Qualcomm tackles indoor location with new generation of chips

Qualcomm hopes to make mobile phones just as adept at pinpointing your location within a building as they are at tracking your presence on city streets. The company announced on Thursday an ambitious plan to extend indoor positioning capabilities to all future handsets and Wi-Fi networks powered by its chips using a combination of GPS, Wi-Fi and cellular triangulation technologies as well as sensor data and cloud-based assistance servers.

Qualcomm already has quite a bit of history in the location field. A decade ago it launched the GPSOne program with the aim of putting assisted-GPS chips in almost every Qualcomm-powered phone in order to meet government emergency location requirements. Qualcomm estimates that its location engine has been integrated into more than 1 billion phones and devices.

GPSOne has since been renamed IZat to reflect that a lot more than GPS is used to determine location. Today Qualcomm chipsets use the Russian satellite constellation Glonass as well as GPS to get coordinates. They also augment that satellite data by measuring signal strength of nearby cellular towers, which network-based servers use to extrapolate location. Given the amount of investment Qualcomm has already made in the IZat system and the sophistication of today’s phones, adding indoor location capabilities is a relatively easy task, said Leslie Presutti, senior director of product management for Qualcomm’s Atheros division, under which IZat operates.

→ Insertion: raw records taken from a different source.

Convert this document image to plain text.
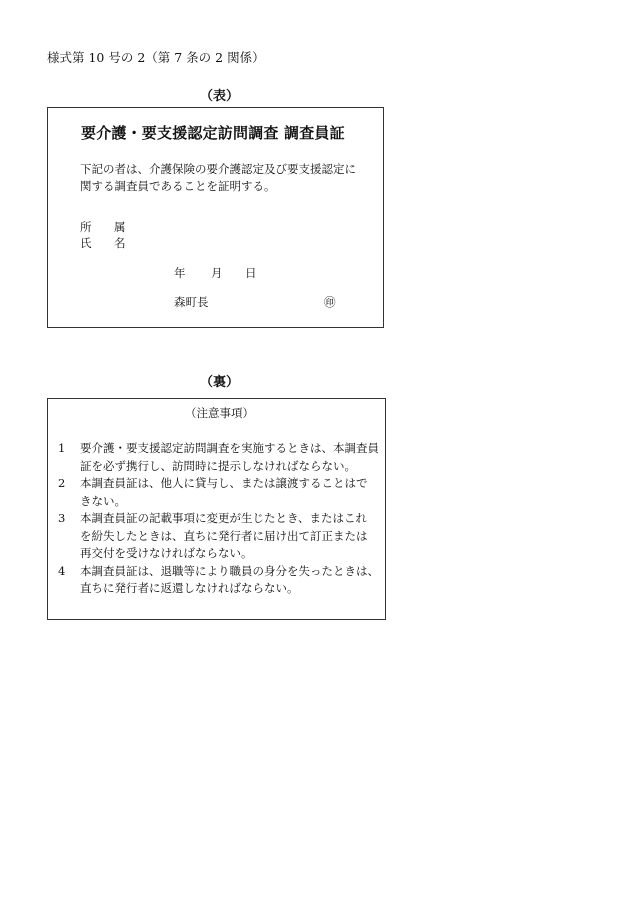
様式第 10 号の 2（第 7 条の 2 関係）
（表）
要介護・要支援認定訪問調査 調査員証
下記の者は、介護保険の要介護認定及び要支援認定に
関する調査員であることを証明する。
所 属
氏 名
年 月 日
森町長	㊞
（裏）
（注意事項）
1	要介護・要支援認定訪問調査を実施するときは、本調査員
証を必ず携行し、訪問時に提示しなければならない。
2	本調査員証は、他人に貸与し、または譲渡することはで
きない。
3	本調査員証の記載事項に変更が生じたとき、またはこれ
を紛失したときは、直ちに発行者に届け出て訂正または
再交付を受けなければならない。
4	本調査員証は、退職等により職員の身分を失ったときは、
直ちに発行者に返還しなければならない。
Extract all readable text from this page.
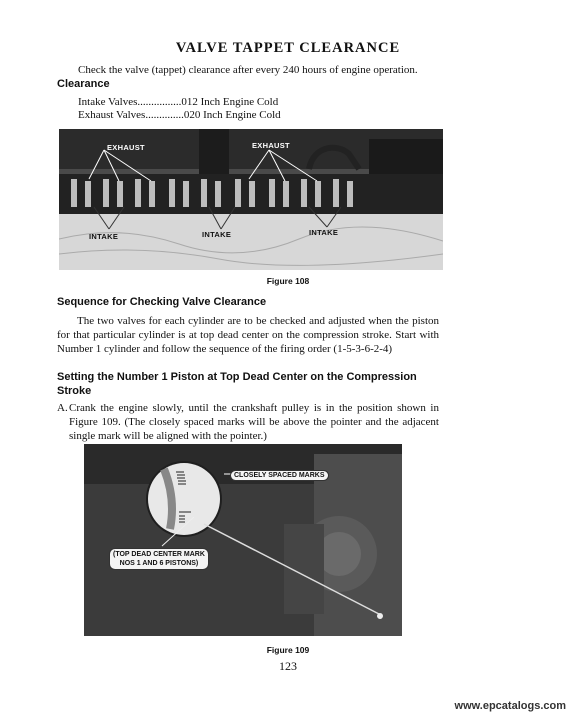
VALVE TAPPET CLEARANCE
Check the valve (tappet) clearance after every 240 hours of engine operation.
Clearance
Intake Valves................012 Inch Engine Cold
Exhaust Valves..............020 Inch Engine Cold
EXHAUST	EXHAUST
INTAKE	INTAKE	INTAKE
Figure 108
Sequence for Checking Valve Clearance
The two valves for each cylinder are to be checked and adjusted when the piston for that particular cylinder is at top dead center on the compression stroke. Start with Number 1 cylinder and follow the sequence of the firing order (1-5-3-6-2-4)
Setting the Number 1 Piston at Top Dead Center on the Compression Stroke
A. Crank the engine slowly, until the crankshaft pulley is in the position shown in Figure 109. (The closely spaced marks will be above the pointer and the adjacent single mark will be aligned with the pointer.)
CLOSELY SPACED MARKS
(TOP DEAD CENTER MARK
NOS 1 AND 6 PISTONS)
Figure 109
123
www.epcatalogs.com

Like other indoor location providers, Qualcomm is making heavy use of Wi-Fi signals to determine location within a building, but it’s also utilizing cellular and GPS signals when available and further refining positioning data by using the gyroscope, accelerometer and compass sensors in the device. By tapping into all of those tools, Presutti said Qualcomm can determine location within three to five meters.

Qualcomm is also offering a network-based location option designed to work over access points that use its Atheros Wi-Fi chipsets, and it is partnering with Wi-Fi infrastructure giant Cisco Systems to support its access points as well. Though not as accurate as the mobile-based approach, the network can deliver a reading within five to seven meters to phones that don’t have IZat-capable chipsets. It’s not ideal, but given the new indoor software is only just debuting on Qualcomm’s latest Snapdragon processors, it will take some time before a critical mass of phones will be able to support the new technology, Presutti said.

Indoor location-based services are still in their infancy, but a growing number of small companies are vying with the big mapping providers like Google to carve a niche in this potentially lucrative space.